Loading...
OPINI
Penulis: Cordelia Gunawan 18:14 WIB | Rabu, 23 Mei 2018

Cinta Kasih Mengakhiri Terorisme

Cordelia Gunawan

SATUHARAPAN.COM - Terorisme …Kata itu mulai akrab di telinga kita, bangsa Indonesia, sejak beberapa tahun yang lampau. Terorisme berhubungan dengan bom bunuh diri, dan mau tidak mau berhubungan pula dengan agama tertentu. Tentu saja hal ini memberi warna yang negatif dalam relasi antar umatberagama di Indonesia. Tingkat kecurigaan menjadi semakin tinggi dan jika tidak dikendalikan malah menjadi sebuah pelabelan agama dan terus bertumbuh subur menjadi kebencian.

Beberapa tahun belakangan ini terorisme sudah mulai mereda, paling tidak, tidak lagi menelan korban di Indonesia. Namun, Minggu, 13 Mei 2018, sejak pagi hari, negeri kita dikagetkan oleh berita yang menyedihkan. Bom bunuh diri terjadi beruntun di tiga gereja di Surabaya, di GKI Diponegoro, Gereja Santa Maria Tak Bercela, Gereja Pantekosta Pusat Surabaya.

Kaget, Marah, Khawatir, Pilu. Semua bercampur jadi satu. Apalagi setelah itu mulai beredar berita-berita tentang korban. Hati terasa sedih dan marah.

Bom itu merengut dua anak yang turun bergandengan tangan untuk pergi ke gereja, Nathanael dan Evan (12 dan 8 tahun) sebagaimana dilansir oleh BBC News Indonesia, 16 Mei 2018. Martha Djumani yang berencana menikah September nanti, juga meninggal akibat bom bunuh diri itu, saat sedang bertugas sebagai penerima tamu di Gereja Pantekosta, sebagaimana dilansir IDN Times. Yesaya, satpam di GKI Diponegoro, menjadi salah satu korban bom bunuh diri.

Mendengar, membaca, dan melihat, rasanya saya yang bahkan tidak mengenal mereka ikut merasa sangat berduka dan juga merasa sangat marah.

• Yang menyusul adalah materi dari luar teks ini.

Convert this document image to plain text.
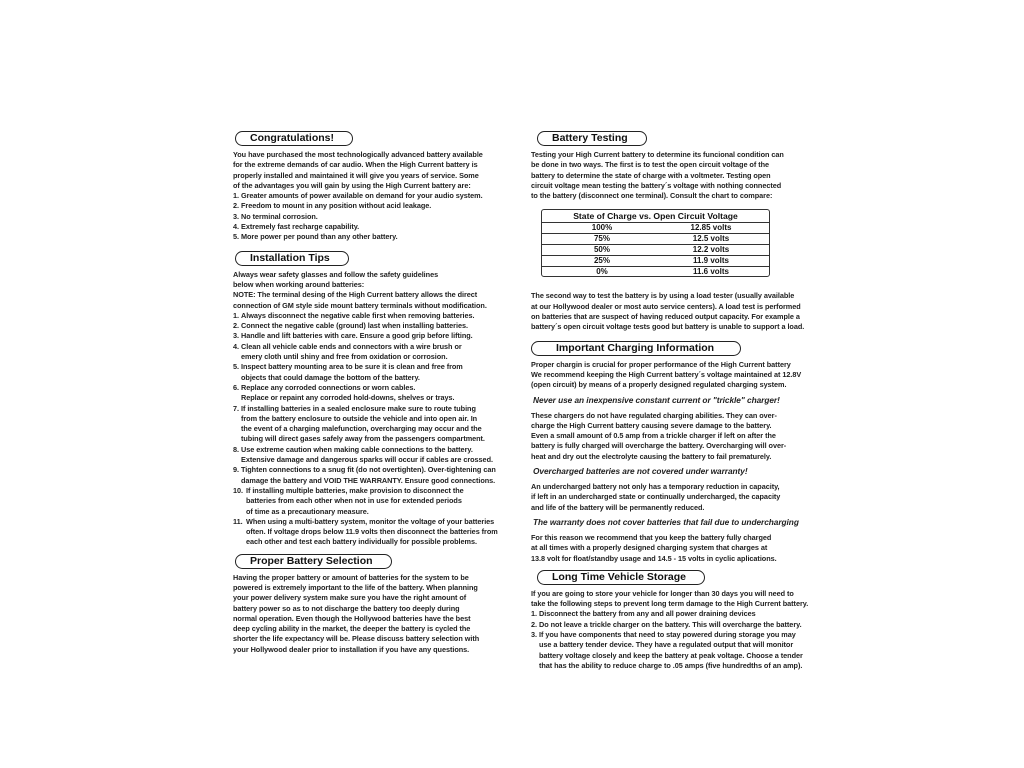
Congratulations!
You have purchased the most technologically advanced battery available
for the extreme demands of car audio. When the High Current battery is
properly installed and maintained it will give you years of service. Some
of the advantages you will gain by using the High Current battery are:
1. Greater amounts of power available on demand for your audio system.
2. Freedom to mount in any position without acid leakage.
3. No terminal corrosion.
4. Extremely fast recharge capability.
5. More power per pound than any other battery.
Installation Tips
Always wear safety glasses and follow the safety guidelines
below when working around batteries:
NOTE: The terminal desing of the High Current battery allows the direct
connection of GM style side mount battery terminals without modification.
1. Always disconnect the negative cable first when removing batteries.
2. Connect the negative cable (ground) last when installing batteries.
3. Handle and lift batteries with care. Ensure a good grip before lifting.
4. Clean all vehicle cable ends and connectors with a wire brush or
emery cloth until shiny and free from oxidation or corrosion.
5. Inspect battery mounting area to be sure it is clean and free from
objects that could damage the bottom of the battery.
6. Replace any corroded connections or worn cables.
Replace or repaint any corroded hold-downs, shelves or trays.
7. If installing batteries in a sealed enclosure make sure to route tubing
from the battery enclosure to outside the vehicle and into open air. In
the event of a charging malefunction, overcharging may occur and the
tubing will direct gases safely away from the passengers compartment.
8. Use extreme caution when making cable connections to the battery.
Extensive damage and dangerous sparks will occur if cables are crossed.
9. Tighten connections to a snug fit (do not overtighten). Over-tightening can
damage the battery and VOID THE WARRANTY. Ensure good connections.
10. If installing multiple batteries, make provision to disconnect the
batteries from each other when not in use for extended periods
of time as a precautionary measure.
11. When using a multi-battery system, monitor the voltage of your batteries
often. If voltage drops below 11.9 volts then disconnect the batteries from
each other and test each battery individually for possible problems.
Proper Battery Selection
Having the proper battery or amount of batteries for the system to be
powered is extremely important to the life of the battery. When planning
your power delivery system make sure you have the right amount of
battery power so as to not discharge the battery too deeply during
normal operation. Even though the Hollywood batteries have the best
deep cycling ability in the market, the deeper the battery is cycled the
shorter the life expectancy will be. Please discuss battery selection with
your Hollywood dealer prior to installation if you have any questions.
Battery Testing
Testing your High Current battery to determine its funcional condition can
be done in two ways. The first is to test the open circuit voltage of the
battery to determine the state of charge with a voltmeter. Testing open
circuit voltage mean testing the battery´s voltage with nothing connected
to the battery (disconnect one terminal). Consult the chart to compare:
State of Charge vs. Open Circuit Voltage
100%	12.85 volts
75%	12.5 volts
50%	12.2 volts
25%	11.9 volts
0%	11.6 volts
The second way to test the battery is by using a load tester (usually available
at our Hollywood dealer or most auto service centers). A load test is performed
on batteries that are suspect of having reduced output capacity. For example a
battery´s open circuit voltage tests good but battery is unable to support a load.
Important Charging Information
Proper chargin is crucial for proper performance of the High Current battery
We recommend keeping the High Current battery´s voltage maintained at 12.8V
(open circuit) by means of a properly designed regulated charging system.
Never use an inexpensive constant current or "trickle" charger!
These chargers do not have regulated charging abilities. They can over-
charge the High Current battery causing severe damage to the battery.
Even a small amount of 0.5 amp from a trickle charger if left on after the
battery is fully charged will overcharge the battery. Overcharging will over-
heat and dry out the electrolyte causing the battery to fail prematurely.
Overcharged batteries are not covered under warranty!
An undercharged battery not only has a temporary reduction in capacity,
if left in an undercharged state or continually undercharged, the capacity
and life of the battery will be permanently reduced.
The warranty does not cover batteries that fail due to undercharging
For this reason we recommend that you keep the battery fully charged
at all times with a properly designed charging system that charges at
13.8 volt for float/standby usage and 14.5 - 15 volts in cyclic aplications.
Long Time Vehicle Storage
If you are going to store your vehicle for longer than 30 days you will need to
take the following steps to prevent long term damage to the High Current battery.
1. Disconnect the battery from any and all power draining devices
2. Do not leave a trickle charger on the battery. This will overcharge the battery.
3. If you have components that need to stay powered during storage you may
use a battery tender device. They have a regulated output that will monitor
battery voltage closely and keep the battery at peak voltage. Choose a tender
that has the ability to reduce charge to .05 amps (five hundredths of an amp).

Sulit dimengerti mengapa bisa ada orang tega melakukan bom bunuh diri yang mengakibatkan korban berjatuhan. 

Berita-berita terus bergulir sampai akhirnya terungkaplah pelaku bom bunuh diri. Mulailah beredar berita kronologis peledakan bom tersebut, dan yang sangat mengagetkan dan lebih memilukan lagi, pelakunya adalah keluarga, terdiri atas ayah, ibu, dan empat orang anak mereka. Foto-foto beredar, dan hati yang tadinya dipenuhi kemarahan berganti menjadi prihatin, pilu, dan belas kasihan melihat ada orang tua membawa serta anak-anaknya menjadi pelaku bom bunuh diri. 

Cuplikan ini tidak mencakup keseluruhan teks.